Figure 1 shows a summary of the progression of allergic reactions and their management in the two patients.
In conclusion, ERT represents the only available treatment for MPS, but HR may occur precluding its continuation. Thus, while RD can be a valid approach for the immediate restoration ERT, AIT-like desensitization could be effective in inducing a longer tolerance.
In this experience, the combined desensitization approach proved effective in both cases for at least one year. While Patient 2 lost immune tolerance after 13 months, requiring omalizumab administration, in Patient 3 the combined approach led to complete desensitization, as evidenced by negative skin tests.

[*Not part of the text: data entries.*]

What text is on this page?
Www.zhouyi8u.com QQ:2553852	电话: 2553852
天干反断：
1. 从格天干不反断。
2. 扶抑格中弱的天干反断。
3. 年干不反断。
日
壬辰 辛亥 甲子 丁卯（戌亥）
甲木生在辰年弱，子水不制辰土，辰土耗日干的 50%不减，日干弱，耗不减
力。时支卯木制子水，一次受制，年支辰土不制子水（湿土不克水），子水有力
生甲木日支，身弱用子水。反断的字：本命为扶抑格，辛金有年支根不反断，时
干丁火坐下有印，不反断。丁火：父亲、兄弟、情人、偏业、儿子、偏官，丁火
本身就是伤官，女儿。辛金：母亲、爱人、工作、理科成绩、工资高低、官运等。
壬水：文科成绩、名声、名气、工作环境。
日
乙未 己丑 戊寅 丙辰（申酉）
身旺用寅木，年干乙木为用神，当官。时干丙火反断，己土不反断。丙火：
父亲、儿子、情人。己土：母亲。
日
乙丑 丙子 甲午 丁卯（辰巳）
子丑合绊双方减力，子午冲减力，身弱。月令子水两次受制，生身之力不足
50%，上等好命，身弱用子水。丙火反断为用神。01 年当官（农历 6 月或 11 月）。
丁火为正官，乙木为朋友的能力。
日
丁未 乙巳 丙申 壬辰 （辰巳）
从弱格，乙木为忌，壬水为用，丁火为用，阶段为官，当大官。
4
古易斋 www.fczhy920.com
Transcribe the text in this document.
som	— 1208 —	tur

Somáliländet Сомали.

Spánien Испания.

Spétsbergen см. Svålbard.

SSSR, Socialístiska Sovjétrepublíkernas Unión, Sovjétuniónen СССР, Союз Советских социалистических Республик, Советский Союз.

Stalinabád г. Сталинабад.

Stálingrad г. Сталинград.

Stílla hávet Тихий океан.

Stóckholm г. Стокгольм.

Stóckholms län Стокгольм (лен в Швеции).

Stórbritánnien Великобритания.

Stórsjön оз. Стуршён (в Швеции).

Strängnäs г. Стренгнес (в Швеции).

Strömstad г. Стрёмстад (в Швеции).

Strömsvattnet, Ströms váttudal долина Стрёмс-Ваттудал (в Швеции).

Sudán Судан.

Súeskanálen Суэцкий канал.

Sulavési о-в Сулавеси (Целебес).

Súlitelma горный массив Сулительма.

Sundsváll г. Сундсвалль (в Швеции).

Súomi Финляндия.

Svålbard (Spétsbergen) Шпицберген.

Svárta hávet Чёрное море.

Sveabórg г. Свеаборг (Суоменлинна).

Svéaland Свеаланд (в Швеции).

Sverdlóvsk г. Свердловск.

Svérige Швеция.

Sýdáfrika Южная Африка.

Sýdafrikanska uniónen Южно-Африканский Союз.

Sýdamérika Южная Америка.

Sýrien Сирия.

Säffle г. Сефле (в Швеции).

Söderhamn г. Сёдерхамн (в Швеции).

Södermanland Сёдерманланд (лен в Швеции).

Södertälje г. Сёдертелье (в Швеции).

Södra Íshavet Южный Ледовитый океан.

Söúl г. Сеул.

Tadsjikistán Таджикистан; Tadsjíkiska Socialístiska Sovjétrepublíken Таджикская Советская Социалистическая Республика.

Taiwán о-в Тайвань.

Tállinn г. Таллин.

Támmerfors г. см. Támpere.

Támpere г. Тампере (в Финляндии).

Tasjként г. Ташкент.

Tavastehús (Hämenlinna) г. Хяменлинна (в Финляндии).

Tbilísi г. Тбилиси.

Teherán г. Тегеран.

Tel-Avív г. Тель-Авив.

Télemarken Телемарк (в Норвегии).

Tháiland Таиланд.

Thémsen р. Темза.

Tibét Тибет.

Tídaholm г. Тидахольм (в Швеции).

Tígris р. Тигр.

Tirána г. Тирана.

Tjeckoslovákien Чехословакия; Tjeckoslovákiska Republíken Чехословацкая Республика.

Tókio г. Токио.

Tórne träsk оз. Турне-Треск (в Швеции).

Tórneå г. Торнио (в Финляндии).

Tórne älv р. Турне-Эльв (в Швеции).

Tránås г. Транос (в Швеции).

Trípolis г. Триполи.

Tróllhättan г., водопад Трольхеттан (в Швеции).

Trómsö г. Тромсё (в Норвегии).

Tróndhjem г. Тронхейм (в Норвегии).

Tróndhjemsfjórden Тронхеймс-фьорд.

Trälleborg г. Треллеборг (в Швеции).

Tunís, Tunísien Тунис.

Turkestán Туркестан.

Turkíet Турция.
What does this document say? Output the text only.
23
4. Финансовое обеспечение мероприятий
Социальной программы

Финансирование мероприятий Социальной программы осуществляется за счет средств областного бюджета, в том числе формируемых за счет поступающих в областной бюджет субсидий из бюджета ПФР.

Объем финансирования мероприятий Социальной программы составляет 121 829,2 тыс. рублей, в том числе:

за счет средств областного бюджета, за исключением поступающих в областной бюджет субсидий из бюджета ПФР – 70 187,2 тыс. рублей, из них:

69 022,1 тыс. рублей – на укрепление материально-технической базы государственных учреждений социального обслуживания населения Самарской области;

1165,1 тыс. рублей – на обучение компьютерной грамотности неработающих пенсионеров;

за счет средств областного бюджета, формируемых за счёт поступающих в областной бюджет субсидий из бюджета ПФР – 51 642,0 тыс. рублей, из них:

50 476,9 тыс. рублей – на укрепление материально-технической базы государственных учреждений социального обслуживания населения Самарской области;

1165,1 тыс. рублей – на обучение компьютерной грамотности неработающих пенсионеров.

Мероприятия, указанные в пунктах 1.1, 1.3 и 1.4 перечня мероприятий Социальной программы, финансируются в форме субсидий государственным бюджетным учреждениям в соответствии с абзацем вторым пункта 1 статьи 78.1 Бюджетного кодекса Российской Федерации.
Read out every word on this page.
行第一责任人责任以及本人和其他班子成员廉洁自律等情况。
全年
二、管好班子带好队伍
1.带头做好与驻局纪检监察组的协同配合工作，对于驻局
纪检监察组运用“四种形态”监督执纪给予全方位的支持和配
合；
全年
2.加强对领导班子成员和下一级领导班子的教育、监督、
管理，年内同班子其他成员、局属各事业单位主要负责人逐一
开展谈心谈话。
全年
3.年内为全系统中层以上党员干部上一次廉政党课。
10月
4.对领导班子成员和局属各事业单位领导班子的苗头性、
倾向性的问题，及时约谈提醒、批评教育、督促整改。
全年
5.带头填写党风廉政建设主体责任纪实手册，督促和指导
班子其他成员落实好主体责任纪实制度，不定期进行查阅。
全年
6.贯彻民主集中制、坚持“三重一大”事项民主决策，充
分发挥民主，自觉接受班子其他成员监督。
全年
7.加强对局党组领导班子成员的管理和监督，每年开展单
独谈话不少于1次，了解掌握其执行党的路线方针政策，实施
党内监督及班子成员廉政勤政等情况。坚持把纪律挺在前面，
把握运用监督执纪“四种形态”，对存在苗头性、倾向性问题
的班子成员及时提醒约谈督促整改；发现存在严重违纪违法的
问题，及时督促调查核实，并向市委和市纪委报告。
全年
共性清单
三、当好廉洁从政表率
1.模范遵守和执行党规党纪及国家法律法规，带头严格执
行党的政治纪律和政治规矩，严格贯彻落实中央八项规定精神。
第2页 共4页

This study aims to offer guidance for MPS patients who develop HR to ERT, with the goal of optimizing management and preventing therapy discontinuation. The management algorithm was previously detailed in Spataro et al. 2023 [4]. For patients unable to resume the standard protocol despite RD or a combined approach, omalizumab has shown effectiveness. Here, we propose a practical management strategy for using this monoclonal antibody in similar cases: (i) a monthly omalizumab dose of 300 mg (for adults); (ii) after 6 months, a 50% dose reduction following careful reassessment.
Further studies will be essential to evaluate the efficacy and durability of the combined approach over time, and to determine which patients may benefit the most. Additionally, omalizumab may prove valuable in managing more resistant HR cases, as observed with other treatments, such as chemotherapy [11].